Monday, December 01, 2008

Wednesday 11th November 1942

10:45a.m. of what we once called the “remembrance day.” This was the day on which we used to stand in silence for a moment, remembering our million men, who “died in war that we might live in peace.” The men who died for nothing, after all!

Still The Road is chocked with traffic, moving towards Sollum, where the fighting is now in progress. If the battles of Libya add up to a victory for us, the people of England – not the big shots and politicians, but the dear, plodding ordinary people – will have played their part in it too. If the factory workers of England could see what I see now – new guns, new tanks, new lorries all streaming westwards in a dense mass with the planes of the RAF swooping to and fro overhead – they would be able to say proudly, “Well, the boys have got the stuff from us this time.”

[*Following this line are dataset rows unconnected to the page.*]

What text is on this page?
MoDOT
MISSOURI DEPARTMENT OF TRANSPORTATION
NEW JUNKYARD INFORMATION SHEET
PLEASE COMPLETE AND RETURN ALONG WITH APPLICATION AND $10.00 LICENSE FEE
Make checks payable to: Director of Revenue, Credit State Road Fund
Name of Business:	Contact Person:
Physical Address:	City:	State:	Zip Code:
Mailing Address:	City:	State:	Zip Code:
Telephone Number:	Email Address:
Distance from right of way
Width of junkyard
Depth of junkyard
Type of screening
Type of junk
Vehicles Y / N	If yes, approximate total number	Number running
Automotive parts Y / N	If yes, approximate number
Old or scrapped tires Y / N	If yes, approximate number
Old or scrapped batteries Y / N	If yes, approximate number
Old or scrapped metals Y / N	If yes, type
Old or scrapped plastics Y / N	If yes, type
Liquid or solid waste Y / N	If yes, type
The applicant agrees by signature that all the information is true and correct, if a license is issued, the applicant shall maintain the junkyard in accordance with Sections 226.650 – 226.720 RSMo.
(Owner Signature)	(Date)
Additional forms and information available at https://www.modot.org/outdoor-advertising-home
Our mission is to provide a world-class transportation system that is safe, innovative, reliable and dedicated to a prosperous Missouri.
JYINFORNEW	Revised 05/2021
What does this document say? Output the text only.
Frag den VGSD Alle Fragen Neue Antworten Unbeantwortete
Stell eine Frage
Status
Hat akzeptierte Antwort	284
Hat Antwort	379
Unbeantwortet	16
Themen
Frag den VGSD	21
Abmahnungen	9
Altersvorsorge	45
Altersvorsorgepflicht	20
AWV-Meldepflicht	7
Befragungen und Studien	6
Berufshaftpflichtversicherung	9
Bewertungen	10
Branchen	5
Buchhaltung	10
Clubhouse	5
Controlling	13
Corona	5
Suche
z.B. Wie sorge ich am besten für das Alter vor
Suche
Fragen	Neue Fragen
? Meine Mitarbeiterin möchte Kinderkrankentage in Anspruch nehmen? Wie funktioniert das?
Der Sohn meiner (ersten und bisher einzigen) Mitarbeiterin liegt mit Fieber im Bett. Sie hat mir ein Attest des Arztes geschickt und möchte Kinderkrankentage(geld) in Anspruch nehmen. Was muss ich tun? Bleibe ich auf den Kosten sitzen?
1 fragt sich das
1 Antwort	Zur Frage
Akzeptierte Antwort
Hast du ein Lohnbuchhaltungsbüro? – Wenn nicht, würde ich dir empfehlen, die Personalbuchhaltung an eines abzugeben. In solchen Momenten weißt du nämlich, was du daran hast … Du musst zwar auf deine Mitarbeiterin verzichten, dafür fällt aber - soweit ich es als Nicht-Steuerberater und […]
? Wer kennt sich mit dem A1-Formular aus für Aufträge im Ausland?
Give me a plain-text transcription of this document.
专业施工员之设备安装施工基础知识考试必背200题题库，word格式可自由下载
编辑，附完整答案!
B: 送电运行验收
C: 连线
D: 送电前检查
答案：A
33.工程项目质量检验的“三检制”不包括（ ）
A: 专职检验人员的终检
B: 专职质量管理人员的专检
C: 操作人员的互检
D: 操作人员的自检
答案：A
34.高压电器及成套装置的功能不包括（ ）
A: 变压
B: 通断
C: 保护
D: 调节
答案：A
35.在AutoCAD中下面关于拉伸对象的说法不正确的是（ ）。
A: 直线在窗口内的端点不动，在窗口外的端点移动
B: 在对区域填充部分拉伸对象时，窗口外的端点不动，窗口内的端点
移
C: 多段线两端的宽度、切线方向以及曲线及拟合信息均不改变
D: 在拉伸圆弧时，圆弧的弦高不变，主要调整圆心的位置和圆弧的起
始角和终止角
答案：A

The Colonel gave a lecture to us again last night and said the campaign was going well, thanks chiefly to the work of gunners and engineers. He apologised for keeping us here but said we should soon be in action again. (“We must reach Tripoli before the Yanks, what?”) Just before the battle he told us we might be “home for Christmas”. That old joke was greeted with cynical amusement by we old Yeomen. It will be our third Xmas in the desert. Last night, however, he said (as though he were offering us something better!), “Perhaps instead of having Xmas at home, we'll have it in Sicily, or Italy or Southern France.” This evoked about the same response as his former statement.

All Colonels seem of a type. There are degrees of course. Todhunter treated war as fox-hunting, Matthews as a smashing of “the boche” and this Colonel says, “It is just like a game of rugger football”!

We are quite near 339 Battery, here. Stan Ling and Jack Chenery have been across to see me and tonight I am going over there – unless we have moved by then. We are under four hours notice now.